Leviathan (2014)

Leviathan is chilling. It’s many things, of course — it’s beautiful, stunningly shot by director Andrey Zvyagintsev and cinematographer Mikhail Krichman; it’s grand and sweeping, ceilingless in theme and character; it’s relevant, despite criticism by the Russian government regarding an “unpatriotic” message. But most of all Leviathan is hauntingly realistic, defiant of many of the plot developments one might expect from such a film. Nominated for Best Foreign Language Film at this year’s Oscars (and arguably the frontrunner alongside Ida), Leviathan is also Russia’s first appearance at the Academy Awards in nearly a decade.

The plot stems from a land dispute between a corrupt town mayor and a family living by the seashore.
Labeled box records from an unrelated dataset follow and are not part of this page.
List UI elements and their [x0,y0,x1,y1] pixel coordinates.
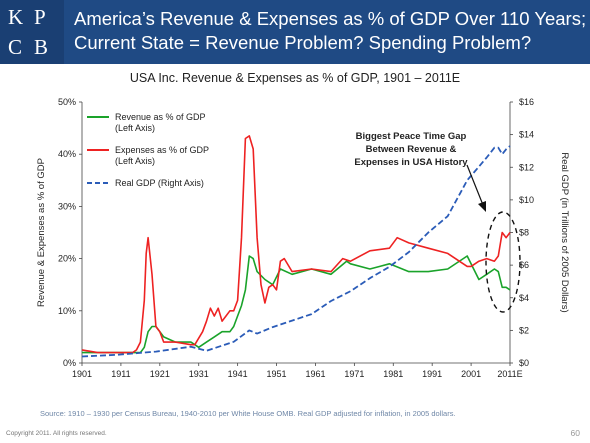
y2-tick-label: $0 [519,358,529,368]
series-line [81,145,511,358]
annotation-text: Expenses in USA History [354,157,468,168]
y2-tick-label: $16 [519,97,534,107]
y2-tick-label: $14 [519,130,534,140]
highlight-ellipse [485,211,521,313]
legend-label: (Left Axis) [115,123,155,133]
y-tick-label: 40% [58,149,76,159]
y2-tick-label: $2 [519,325,529,335]
annotation-text: Biggest Peace Time Gap [356,131,467,142]
page-number: 60 [570,428,580,438]
y-axis-title: Revenue & Expenses as % of GDP [36,158,47,307]
logo-letter: P [34,5,46,29]
x-tick-label: 1991 [422,369,442,379]
y-tick-label: 30% [58,201,76,211]
legend-label: Real GDP (Right Axis) [115,178,204,188]
y2-tick-label: $12 [519,162,534,172]
logo-letter: K [8,5,24,29]
y-tick-label: 0% [63,358,76,368]
header-bar: K P C B America’s Revenue & Expenses as … [0,0,590,64]
logo-letter: B [34,35,49,59]
x-tick-label: 1901 [72,369,92,379]
page-title: America’s Revenue & Expenses as % of GDP… [74,7,587,55]
y2-tick-label: $8 [519,228,529,238]
annotation-arrow-line [466,164,484,206]
copyright: Copyright 2011. All rights reserved. [6,430,107,437]
x-tick-label: 1951 [267,369,287,379]
series-line [81,135,511,354]
x-tick-label: 1931 [189,369,209,379]
x-tick-label: 1921 [150,369,170,379]
chart-title: USA Inc. Revenue & Expenses as % of GDP,… [129,71,461,85]
legend-label: Revenue as % of GDP [115,112,206,122]
y2-tick-label: $4 [519,293,529,303]
logo-letter: C [8,35,23,59]
kpcb-logo: K P C B [0,0,64,64]
x-tick-label: 1981 [383,369,403,379]
source-note: Source: 1910 – 1930 per Census Bureau, 1… [40,409,456,418]
annotation-text: Between Revenue & [366,144,457,155]
y2-axis-title: Real GDP (in Trillions of 2005 Dollars) [559,152,570,312]
annotation-arrowhead [478,201,486,212]
y-tick-label: 50% [58,97,76,107]
y2-tick-label: $10 [519,195,534,205]
x-tick-label: 1911 [111,369,130,379]
y-tick-label: 10% [58,306,76,316]
x-tick-label: 1961 [305,369,325,379]
y-tick-label: 20% [58,254,76,264]
legend-label: (Left Axis) [115,156,155,166]
x-tick-label: 2001 [461,369,481,379]
series-line [82,255,511,354]
x-tick-label: 2011E [497,369,522,379]
x-tick-label: 1971 [344,369,364,379]
title-line-1: America’s Revenue & Expenses as % of GDP… [74,8,587,29]
y2-tick-label: $6 [519,260,529,270]
x-tick-label: 1941 [228,369,248,379]
title-line-2: Current State = Revenue Problem? Spendin… [74,32,532,53]
legend-label: Expenses as % of GDP [115,145,209,155]
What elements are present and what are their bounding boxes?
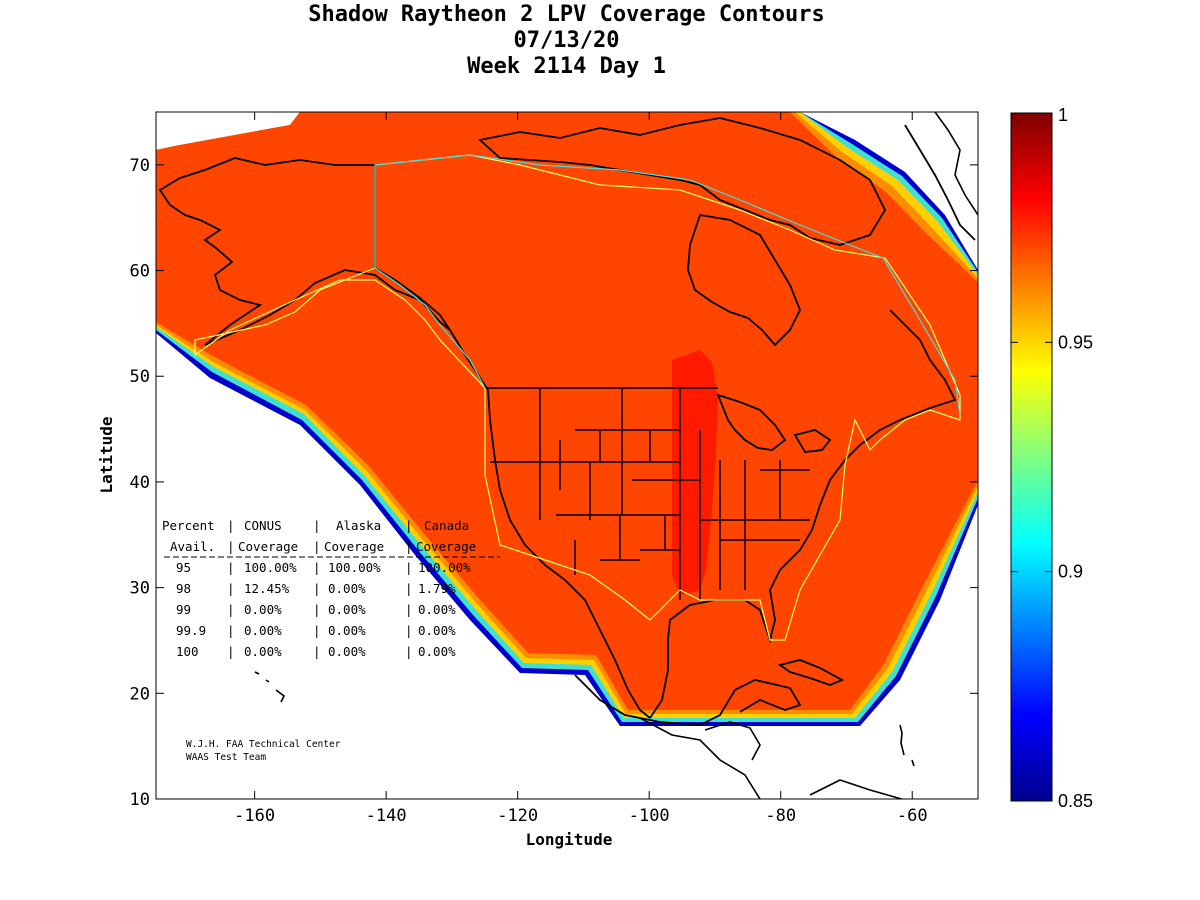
table-row-cell: 0.00% [328, 581, 366, 596]
arctic-islands-outline [478, 117, 887, 246]
table-separator: | [405, 560, 413, 575]
gulf-coast-outline [649, 309, 957, 719]
chart-title-line-3: Week 2114 Day 1 [467, 54, 666, 79]
cuba-outline [777, 659, 845, 686]
colorbar-tick-label: 0.95 [1058, 332, 1093, 352]
table-header-1-cell: Alaska [336, 518, 381, 533]
greenland-edge [904, 124, 976, 241]
hudson-bay-outline [687, 213, 801, 347]
table-row-cell: 100.00% [328, 560, 381, 575]
table-separator: | [313, 560, 321, 575]
political-boundaries [485, 387, 810, 600]
table-separator: | [313, 581, 321, 596]
table-header-2-cell: Avail. [170, 539, 215, 554]
coverage-region [156, 112, 978, 726]
table-row-cell: 100 [176, 644, 199, 659]
x-tick-label: -80 [765, 806, 796, 826]
table-separator: | [313, 644, 321, 659]
table-row-cell: 12.45% [244, 581, 290, 596]
table-separator: | [313, 518, 321, 533]
alaska-outline [158, 157, 451, 346]
table-separator: | [227, 602, 235, 617]
plot-frame [155, 111, 979, 800]
table-row-cell: 98 [176, 581, 191, 596]
table-separator: | [227, 581, 235, 596]
table-row-cell: 0.00% [328, 602, 366, 617]
west-coast-outline [449, 329, 651, 719]
x-tick-label: -100 [629, 806, 670, 826]
table-separator: | [313, 539, 321, 554]
table-separator: | [405, 644, 413, 659]
table-row-cell: 0.00% [418, 602, 456, 617]
table-row-cell: 95 [176, 560, 191, 575]
y-tick-label: 70 [130, 156, 150, 176]
table-row-cell: 0.00% [328, 644, 366, 659]
y-tick-label: 30 [130, 579, 150, 599]
table-separator: | [227, 518, 235, 533]
coastline-outlines [158, 117, 976, 726]
y-tick-label: 10 [130, 790, 150, 810]
table-separator: | [227, 623, 235, 638]
table-row-cell: 100.00% [244, 560, 297, 575]
colorbar-tick-label: 1 [1058, 105, 1068, 125]
y-tick-label: 40 [130, 473, 150, 493]
table-row-cell: 0.00% [418, 644, 456, 659]
x-tick-label: -140 [366, 806, 407, 826]
table-header-1-cell: Canada [424, 518, 469, 533]
table-header-2-cell: Coverage [416, 539, 476, 554]
table-row-cell: 0.00% [244, 623, 282, 638]
x-axis-ticks: -160 -140 -120 -100 -80 -60 [234, 112, 928, 826]
table-header-2-cell: Coverage [324, 539, 384, 554]
table-separator: | [405, 581, 413, 596]
colorbar-ticks: 1 0.95 0.9 0.85 [1011, 105, 1093, 811]
x-tick-label: -160 [234, 806, 275, 826]
table-separator: | [227, 644, 235, 659]
table-row-cell: 0.00% [328, 623, 366, 638]
y-tick-label: 50 [130, 367, 150, 387]
service-volume-outlines [194, 154, 961, 641]
x-axis-label: Longitude [526, 830, 613, 849]
chart-title-line-2: 07/13/20 [513, 28, 620, 53]
mexico-outline [574, 674, 802, 726]
x-tick-label: -60 [897, 806, 928, 826]
table-header-1-cell: Percent [162, 518, 215, 533]
uncovered-land-outlines [254, 112, 978, 799]
y-axis-label: Latitude [97, 416, 116, 493]
table-row-cell: 99.9 [176, 623, 206, 638]
credit-line-2: WAAS Test Team [186, 752, 266, 763]
table-row-cell: 100.00% [418, 560, 471, 575]
table-row-cell: 0.00% [244, 602, 282, 617]
colorbar-tick-label: 0.9 [1058, 562, 1083, 582]
table-row-cell: 0.00% [244, 644, 282, 659]
table-header-2-cell: Coverage [238, 539, 298, 554]
table-separator: | [227, 539, 235, 554]
colorbar-tick-label: 0.85 [1058, 791, 1093, 811]
table-separator: | [227, 560, 235, 575]
y-tick-label: 20 [130, 684, 150, 704]
colorbar [1010, 112, 1053, 802]
table-separator: | [405, 518, 413, 533]
coverage-main-fill [156, 112, 978, 710]
table-separator: | [313, 623, 321, 638]
y-tick-label: 60 [130, 262, 150, 282]
high-availability-zone [672, 350, 718, 595]
map-plot-area [156, 112, 978, 799]
table-separator: | [405, 623, 413, 638]
chart-title-line-1: Shadow Raytheon 2 LPV Coverage Contours [308, 2, 825, 27]
table-header-1-cell: CONUS [244, 518, 282, 533]
table-separator: | [405, 539, 413, 554]
table-row-cell: 99 [176, 602, 191, 617]
table-separator: | [405, 602, 413, 617]
coverage-statistics-table: Percent CONUS Alaska Canada | | | Avail. Coverag… [162, 518, 500, 659]
table-row-cell: 1.79% [418, 581, 456, 596]
table-separator: | [313, 602, 321, 617]
table-row-cell: 0.00% [418, 623, 456, 638]
x-tick-label: -120 [497, 806, 538, 826]
y-axis-ticks: 10 20 30 40 50 60 70 [130, 156, 978, 810]
great-lakes-outline [716, 393, 832, 453]
credit-line-1: W.J.H. FAA Technical Center [186, 739, 341, 750]
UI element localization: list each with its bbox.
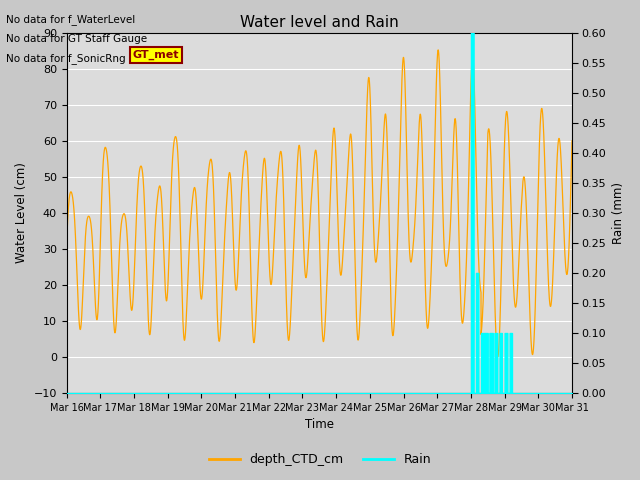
Text: No data for f_SonicRng: No data for f_SonicRng [6,53,126,64]
Text: No data for f_WaterLevel: No data for f_WaterLevel [6,14,136,25]
Text: No data for GT Staff Gauge: No data for GT Staff Gauge [6,34,148,44]
Y-axis label: Water Level (cm): Water Level (cm) [15,162,28,263]
Legend: depth_CTD_cm, Rain: depth_CTD_cm, Rain [204,448,436,471]
Y-axis label: Rain (mm): Rain (mm) [612,182,625,244]
Title: Water level and Rain: Water level and Rain [240,15,399,30]
Text: GT_met: GT_met [132,50,179,60]
X-axis label: Time: Time [305,419,334,432]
After having been harassed by the mayor’s men, the short-fused patriarch Kolia brings in his friend Dmitri, now a lawyer in Moscow, to help fight the takeover. Dmitri digs up some dirt on the mayor that he thinks he can use — but in this tiny Northern town it seems everyone is dirty. Kolia’s life begins to unravel as he watches helplessly, and before long it’s not just his home that lies in jeopardy but his job, his wife, his son, his freedom.

There have been a few films of late either consciously or unconsciously structured around the Book of Job, the most recent being A Most Violent Year and the most straightforward (and still best) being the Coens’ A Serious Man back in 2009. Leviathan takes a great many cues from that biblical tale as well, casting Kolia in the central role and forcing him to grasp at his earthly possessions as they slide away. He even explicitly hears about Job from a local priest, glumly trying to connect the dots in between sips of vodka.

But again, the stark tone of Leviathan is a thing to marvel. A Serious Man is probably the other end of the spectrum in Job-narratives, more of a lighthearted romp than an actual tragedy. Leviathan is a tragedy, through and through, and it’s a really dark tragedy to boot. We spend a lot of time in the kitchen area of the home in question, which plays stage to meals, laughs, arguments, shoving matches, late-night weeping, late-night drunkenness, and a kaleidoscope of other emotions from Kolia and his family. It’s a subtle but effective accomplishment from Zvyagintsev and Krichman, making this room such a focal point. A viewer likely wouldn’t realize their own familiarity with the kitchen, might not realize that they’ve somehow become attached to that house as if they’ve lived there as long as Kolia has — that is until the kitchen, along with the rest of the house, is ripped down into nothing by a crew of construction workers.

That’s one of the final things we see in Leviathan, but it’s the last vestige of Kolia’s life after the back half of the film tears everything else from him. Alexei Serebriakov is wonderful as Kolia, unable to control his anger at the mere thought of the mayor Vadim and likewise unable to control his own fate. The rest of the cast is phenomenal as well, and the film is written in such a way that even minor characters get their time to shine before the film concludes. That must be a deliberate approach from Zvyagintsev and co-writer Oleg Negin: everyone shines at least a little, even the alcoholic traffic cop that lives nearby, but at the end of Leviathan nothing shines. The waves crash on the shore, as they always have and always will, and the hulk of Kolia’s home now lies not far from the hulk of a long-dead whale washed in by those waves.

Few Job-narratives are as sickeningly realistic as this. Interestingly, I now have to clarify what I mean by realistic in the wake of a loud and angry resistance to Leviathan from Russian government and conservative groups (The New Yorker ran a piece about this today), who would posit that Leviathan is categorically unrealistic. So, no: I don’t mean realistic in the sense of this is what Russia must be like, and how awful. Zvyagintsev has defended the film by stating that Leviathan could be set anywhere, and that any social commentary specific to Russia is what a viewer might project onto it; not only is this more defense than should be needed, but it’s also part of what makes the movie so haunting in the first place. It’d be fatal to assume this couldn’t happen right here, right now, just as Kolia seems to believe in this kind of compounded horror happening to anyone but himself.

Leviathan is realistic, then, in narrative terms — we’ll leave the political stuff for more interested minds (Aaron Sorkin, get on it!). Ironically, the least realistic part is probably that scene where the local priest talks with Kolia about the Book of Job (“You’re him! Get it?”); aside from that, Leviathan is a dark and twisted tale set in a remote part of the world that seems disturbingly familiar.